Unfortunately this creates an additional layer of difficulty when a language is being run through a sort of Japanese “filter” and then needs to be translated again into something for an English-speaking audience. If you’re like me and you’re not familiar with the original language that’s being represented in Japanese it can be extra tricky.
Chinese has its own system of romanization called pinyin. It’s how Chinese sounds are represented with ‘English’ letters. It’s an approximation of how the word might sound in Chinese.
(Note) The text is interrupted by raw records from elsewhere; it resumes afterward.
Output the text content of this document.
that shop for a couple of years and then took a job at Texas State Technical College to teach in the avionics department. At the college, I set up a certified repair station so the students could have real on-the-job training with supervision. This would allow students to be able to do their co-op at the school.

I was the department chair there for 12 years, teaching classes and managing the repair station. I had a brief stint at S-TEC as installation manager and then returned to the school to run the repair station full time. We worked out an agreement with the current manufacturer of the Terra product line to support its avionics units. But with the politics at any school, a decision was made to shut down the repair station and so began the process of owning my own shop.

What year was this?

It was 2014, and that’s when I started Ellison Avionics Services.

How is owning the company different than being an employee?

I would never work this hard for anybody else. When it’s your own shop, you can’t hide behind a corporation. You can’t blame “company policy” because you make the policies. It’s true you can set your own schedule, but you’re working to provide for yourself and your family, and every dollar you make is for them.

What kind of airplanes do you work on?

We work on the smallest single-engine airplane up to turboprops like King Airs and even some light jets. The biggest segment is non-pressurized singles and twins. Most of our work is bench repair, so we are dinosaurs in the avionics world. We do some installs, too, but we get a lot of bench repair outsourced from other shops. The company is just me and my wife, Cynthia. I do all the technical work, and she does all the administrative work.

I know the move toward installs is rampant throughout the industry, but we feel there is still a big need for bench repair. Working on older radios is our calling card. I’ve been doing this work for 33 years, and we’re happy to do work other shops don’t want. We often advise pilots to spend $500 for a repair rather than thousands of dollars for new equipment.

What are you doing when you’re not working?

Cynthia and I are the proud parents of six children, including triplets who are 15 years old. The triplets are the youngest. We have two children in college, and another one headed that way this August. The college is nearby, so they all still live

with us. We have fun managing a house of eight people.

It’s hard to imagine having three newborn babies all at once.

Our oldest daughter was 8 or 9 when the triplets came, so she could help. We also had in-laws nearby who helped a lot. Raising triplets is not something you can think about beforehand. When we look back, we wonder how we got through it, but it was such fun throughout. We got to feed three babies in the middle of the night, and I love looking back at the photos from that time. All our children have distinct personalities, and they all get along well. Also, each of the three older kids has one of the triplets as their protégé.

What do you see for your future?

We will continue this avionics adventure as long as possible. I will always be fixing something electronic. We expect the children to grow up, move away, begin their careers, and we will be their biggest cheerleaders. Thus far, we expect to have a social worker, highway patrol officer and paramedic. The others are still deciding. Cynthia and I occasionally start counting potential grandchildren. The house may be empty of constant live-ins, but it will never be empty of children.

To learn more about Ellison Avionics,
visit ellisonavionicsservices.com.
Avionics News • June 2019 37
Pinyin uses a lot of special symbols to represent particular vowel sounds that I’ve been stripping out for simplicity’s sake, similar to how “Pokémon” is meant to have the “é” to represent the “ay” sound, but this often gets stripped down to just “Pokemon” when being discussed.
A good example of this that’s on topic is Wang’s surname, 王. In Japanese, this symbol means “king” and is pronounced “ou” (long O sound). In katakana, the Chinese pronunciation for it is transliterated in katakana as “wan”, as there is no “ng” syllable in Japanese, and “wan” is an approximation of the sound. In Chinese, the pinyin for 王 is “wáng”. Thus his name becomes Wang.
I’ve tried to keep something similar going with other Chinese names that are mentioned in the manga. I know the other scanlation group for instance was referring to the Chinese mafia group as the “Heiron”, as this was the katakana given for the group’s name. However, I’ve been referring to this group as the “Heilong” to more closely match the pinyin (second half of the name 龍 in pinyin is “lóng” and not “ron”) .
In some cases there’s a bit of a compromise made between the Japanese transliteration and the Chinese pinyin. Chang’s name, 張, is written as “chan” in katakana. The pinyin however is “zhāng”. Now, “zhāng”, for an English speaker, is hard to pronounce… there’s a temptation to say “zang”. So I’ve been writing his name as “Chang”, which is fairly close to both the Japanese transliteration as well as close to how “zhāng” is pronounced.
Okay, all that setup is leading to Wang’s given name, 虞 淵. The two characters together might mean something like “the depths of fear”, which definitely seems appropriate for Wang. The katakana reading given for this name is “Guen”. This is the point where I’ve gone down the rabbit hole on this name.
The two characters read individually in pinyin come out as “yú yuān”, which is pronounced with just a very long “yu” sound at the beginning, so it comes out something like “Yuan”. If you throw the two characters into Google Translate as Chinese and spit it out as Japanese, the phonetic reading comes out as “Yoen”. I’m not so sure where “guen” comes from particularly.
So the question after all this blahblahblah is, which should I go with? Guen? Or something like Yuan? Something in between like Yuen?